High Court Of Allahabad

Sadi Ram Ganga Prasad vs. CIT

Sections 37(1), 147(b), 256(2)

R.M. Sahai & Om Prakash, JJ.

IT Appln. No. 22 of 1985

2nd November, 1987

Counsel Appeared

R.S. Agarwal, for the Assessee : Standing Counsel, for the Revenue

R.M. SAHAI, J.:

In this application filed under s. 256(2) of the IT Act, 1961, by the assessee, as many as six questions have been raised. From a perusal of the order of the Tribunal passed under s. 256(i) of the Act, it appears, however, that only two questions were raised. As regards the remaining questions, they were orally raised but not pressed. Therefore, the assessee is not entitled to reiterate the same questions and ask this Court to ask for a statement of the case on the questions which were given up before the Tribunal.

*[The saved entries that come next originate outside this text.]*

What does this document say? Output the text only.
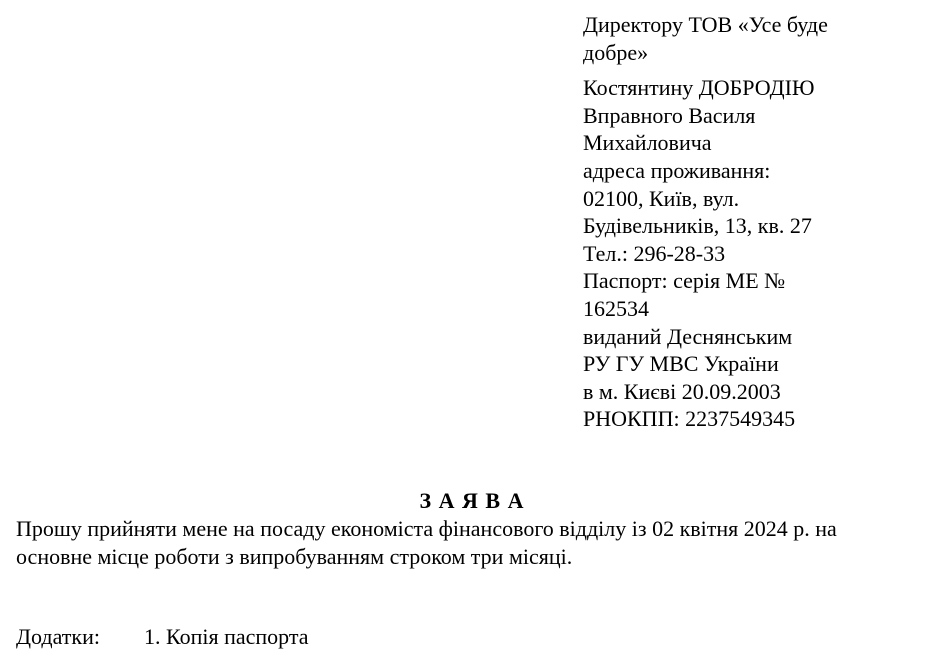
Директору ТОВ «Усе буде
добре»
Костянтину ДОБРОДІЮ
Вправного Василя
Михайловича
адреса проживання:
02100, Київ, вул.
Будівельників, 13, кв. 27
Тел.: 296-28-33
Паспорт: серія МЕ №
162534
виданий Деснянським
РУ ГУ МВС України
в м. Києві 20.09.2003
РНОКПП: 2237549345
З А Я В А
Прошу прийняти мене на посаду економіста фінансового відділу із 02 квітня 2024 р. на
основне місце роботи з випробуванням строком три місяці.
Додатки: 1. Копія паспорта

2. As regards the two questions on which the arguments have been advanced on behalf of the assessee, it may be mentioned that as regards question No. 1 regarding deduction of penalty of Rs. 3,000, the matter stands covered by the decision of the Supreme Court in Haji Aziz & Abdul Shakoor Bros. vs. CIT (1961) 41 ITR 350 (SC), where it was held by the hon’ble Court (headnote): ” No expense which was paid by way of penalty for a breach of the law, even though it might involve no personal liability, could be said to be an amount wholly and exclusively laid out for the purpose of the business of the assessee within the meaning of s. 10(2) of the IT Act and the fine paid by the assessee was not an allowable deduction under that section.”

3. In the circumstances, we do not consider it, necessary to call for a statement on this question.

4. As regards question No. 2, it has been found by the Tribunal that there was information before the ITO to initiate proceedings under s. 147(b). In fact, the assessee did not disclose in its return that the amount of Rs. 3,000, which was discovered later, was paid by way of penalty. When this information became available to the ITO, he initiated proceedings for reassessment under s. 147 (b). It cannot, in the circumstances, be said that initiation of proceedings was without jurisdiction. The Tribunal having recorded a finding of fact, no question of law arises.

5. In the result, the application is rejected.